Bridging the AI gap neutralizes the risks of Shadow IT

The top official of the Bangalore, India-based global human resource and payroll solutions firm said it is important for companies to train their workforce skills in artificial intelligence (AI) to dissuade them from using Shadow AI.

“It is paramount. Research indicates that while 76 percent of knowledge workers use AI, only a fraction have received formal training. This skills gap is where the highest risks of Shadow AI reside, notably in data security and regulatory compliance,” said Subramanyam Sreenivasaiah, CEO of AscentHR, in an email interview with BusinessMirror. 

By investing in formal AI skill development, Sreenivasaiah said organizations can train employees on how to use AI without inadvertently violating local labor laws or international data protection standards, helping talent move from experimenting to optimizing within secure, authorized environments, and empowering the workforce to use AI for high-value business intelligence rather than just basic task automation.

In a highly regulated market like the Philippines, Sreenivasaiahan said an unskilled worker using Shadow AI is a significant reputational risk, while a skilled worker using an integrated ecosystem is a competitive advantage.

Sreenivasaiah emphasized that the most effective way to discourage Shadow AI is not through restriction, but through alignment. “Companies must recognize that Shadow AI is a diagnostic signal, which highlights where existing corporate tools are failing to meet the speed and complexity of modern work,”  he said

To encourage a shift toward authorized tools, he said organizations must bridge the capability gap by providing approved, high-performance AI tools that actually solve the friction-filled workflows employees are trying to bypass.
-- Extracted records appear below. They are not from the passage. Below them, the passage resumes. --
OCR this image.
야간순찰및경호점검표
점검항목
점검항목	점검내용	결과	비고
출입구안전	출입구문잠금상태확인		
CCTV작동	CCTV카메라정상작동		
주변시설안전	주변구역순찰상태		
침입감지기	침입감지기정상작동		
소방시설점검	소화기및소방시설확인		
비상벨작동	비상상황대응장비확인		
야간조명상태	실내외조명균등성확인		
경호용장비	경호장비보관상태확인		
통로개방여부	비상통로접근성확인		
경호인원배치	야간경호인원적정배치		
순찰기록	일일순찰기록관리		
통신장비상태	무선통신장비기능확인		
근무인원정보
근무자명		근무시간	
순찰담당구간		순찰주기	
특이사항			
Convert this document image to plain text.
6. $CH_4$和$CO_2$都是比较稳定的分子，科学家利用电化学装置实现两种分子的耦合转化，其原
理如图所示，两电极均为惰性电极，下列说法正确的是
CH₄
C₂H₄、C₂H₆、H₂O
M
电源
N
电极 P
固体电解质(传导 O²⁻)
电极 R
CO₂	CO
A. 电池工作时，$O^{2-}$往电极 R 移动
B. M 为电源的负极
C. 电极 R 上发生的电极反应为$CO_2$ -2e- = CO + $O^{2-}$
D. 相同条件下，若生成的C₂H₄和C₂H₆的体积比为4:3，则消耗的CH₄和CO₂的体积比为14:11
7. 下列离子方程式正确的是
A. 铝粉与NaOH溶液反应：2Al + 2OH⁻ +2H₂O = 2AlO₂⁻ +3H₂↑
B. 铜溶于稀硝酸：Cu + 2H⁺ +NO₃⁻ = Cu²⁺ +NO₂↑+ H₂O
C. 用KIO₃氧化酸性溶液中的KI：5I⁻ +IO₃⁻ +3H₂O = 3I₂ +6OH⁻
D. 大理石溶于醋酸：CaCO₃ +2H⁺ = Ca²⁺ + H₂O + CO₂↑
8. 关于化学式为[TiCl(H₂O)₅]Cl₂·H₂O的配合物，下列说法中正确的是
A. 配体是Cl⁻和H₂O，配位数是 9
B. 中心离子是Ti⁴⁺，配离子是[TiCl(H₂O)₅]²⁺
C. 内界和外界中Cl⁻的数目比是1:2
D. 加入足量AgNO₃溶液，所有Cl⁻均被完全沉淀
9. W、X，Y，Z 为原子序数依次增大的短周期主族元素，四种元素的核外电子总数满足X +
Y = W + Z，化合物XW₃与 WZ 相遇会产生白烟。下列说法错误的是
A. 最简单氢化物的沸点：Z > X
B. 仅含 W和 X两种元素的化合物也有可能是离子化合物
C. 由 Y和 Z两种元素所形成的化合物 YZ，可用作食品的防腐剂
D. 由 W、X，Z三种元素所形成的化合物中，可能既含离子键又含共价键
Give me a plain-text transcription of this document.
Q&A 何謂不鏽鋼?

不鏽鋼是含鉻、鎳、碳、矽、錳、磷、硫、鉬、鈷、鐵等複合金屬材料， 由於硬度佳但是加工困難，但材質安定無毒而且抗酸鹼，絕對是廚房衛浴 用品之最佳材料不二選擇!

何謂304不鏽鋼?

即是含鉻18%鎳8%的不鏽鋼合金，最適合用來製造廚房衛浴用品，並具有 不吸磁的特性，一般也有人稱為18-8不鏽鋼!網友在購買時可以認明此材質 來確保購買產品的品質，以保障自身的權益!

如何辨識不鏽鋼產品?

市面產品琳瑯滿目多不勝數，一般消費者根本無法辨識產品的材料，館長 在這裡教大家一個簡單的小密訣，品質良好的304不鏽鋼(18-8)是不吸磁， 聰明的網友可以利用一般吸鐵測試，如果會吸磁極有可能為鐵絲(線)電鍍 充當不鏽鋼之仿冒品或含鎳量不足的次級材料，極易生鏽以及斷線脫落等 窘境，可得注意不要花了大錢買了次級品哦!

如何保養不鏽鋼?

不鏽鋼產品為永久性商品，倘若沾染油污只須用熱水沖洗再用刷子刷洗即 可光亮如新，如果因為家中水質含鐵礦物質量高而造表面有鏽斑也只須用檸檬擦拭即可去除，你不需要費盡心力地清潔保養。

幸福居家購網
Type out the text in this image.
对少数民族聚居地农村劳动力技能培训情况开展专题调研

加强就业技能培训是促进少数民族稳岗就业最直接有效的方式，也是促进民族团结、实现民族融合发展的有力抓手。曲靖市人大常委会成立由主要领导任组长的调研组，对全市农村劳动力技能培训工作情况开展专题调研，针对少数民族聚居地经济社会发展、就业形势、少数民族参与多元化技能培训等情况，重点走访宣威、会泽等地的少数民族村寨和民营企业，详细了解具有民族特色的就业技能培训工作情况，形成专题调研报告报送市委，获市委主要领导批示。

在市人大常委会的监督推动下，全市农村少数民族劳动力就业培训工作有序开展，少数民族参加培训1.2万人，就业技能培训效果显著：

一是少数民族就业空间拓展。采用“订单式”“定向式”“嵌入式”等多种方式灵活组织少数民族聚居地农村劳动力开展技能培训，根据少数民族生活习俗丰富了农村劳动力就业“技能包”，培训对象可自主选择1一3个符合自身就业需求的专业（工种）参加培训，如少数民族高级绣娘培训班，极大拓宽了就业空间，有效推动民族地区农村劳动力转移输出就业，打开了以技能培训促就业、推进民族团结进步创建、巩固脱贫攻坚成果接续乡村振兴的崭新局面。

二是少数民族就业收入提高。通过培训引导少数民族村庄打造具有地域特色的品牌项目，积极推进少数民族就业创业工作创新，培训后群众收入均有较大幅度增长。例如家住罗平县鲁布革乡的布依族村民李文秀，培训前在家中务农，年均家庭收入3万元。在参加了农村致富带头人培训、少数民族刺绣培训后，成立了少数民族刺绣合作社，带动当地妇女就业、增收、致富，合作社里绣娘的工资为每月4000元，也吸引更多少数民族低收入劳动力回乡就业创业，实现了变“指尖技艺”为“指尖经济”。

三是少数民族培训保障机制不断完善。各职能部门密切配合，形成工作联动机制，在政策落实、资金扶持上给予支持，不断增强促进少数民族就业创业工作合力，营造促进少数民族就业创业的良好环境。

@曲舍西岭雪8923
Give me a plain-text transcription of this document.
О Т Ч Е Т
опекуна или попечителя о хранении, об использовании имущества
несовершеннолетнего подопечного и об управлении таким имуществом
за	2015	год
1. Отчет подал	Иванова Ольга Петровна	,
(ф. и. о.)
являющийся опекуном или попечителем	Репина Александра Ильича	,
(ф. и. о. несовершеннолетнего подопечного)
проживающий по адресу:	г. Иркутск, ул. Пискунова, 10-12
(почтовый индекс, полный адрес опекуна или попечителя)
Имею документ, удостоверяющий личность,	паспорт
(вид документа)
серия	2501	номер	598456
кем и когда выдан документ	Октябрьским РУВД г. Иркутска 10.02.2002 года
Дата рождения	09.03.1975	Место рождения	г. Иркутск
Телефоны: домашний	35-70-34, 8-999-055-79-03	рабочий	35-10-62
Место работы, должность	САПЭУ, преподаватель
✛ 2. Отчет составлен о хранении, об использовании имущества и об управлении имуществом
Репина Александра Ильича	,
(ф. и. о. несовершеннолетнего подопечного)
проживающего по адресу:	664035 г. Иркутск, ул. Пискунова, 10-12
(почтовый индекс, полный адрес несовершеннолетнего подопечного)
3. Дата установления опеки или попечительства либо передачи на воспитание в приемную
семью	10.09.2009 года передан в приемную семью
He also said that organizations  should establish clear safe zones, where employees know which tools are vetted for security and local compliance.

“Lastly, instead of penalizing unauthorized use, companies must reward teams that identify manual bottlenecks and work with IT to solve them using approved enterprise solutions,” he pointed out.

“At AscentHR, we believe that when the official path is the most efficient one, the incentive to seek digital shortcuts disappears,” he added.

Shadow AI refers to the use of AI tools, applications, or cloud services within an organization without the explicit knowledge, approval, or oversight of the IT department or security team.

Moreover, it is the modern, AI-specific evolution of “Shadow IT.” Instead of downloading unapproved software, employees are inputting company data into consumer-facing generative AI tools to make their daily tasks easier and faster.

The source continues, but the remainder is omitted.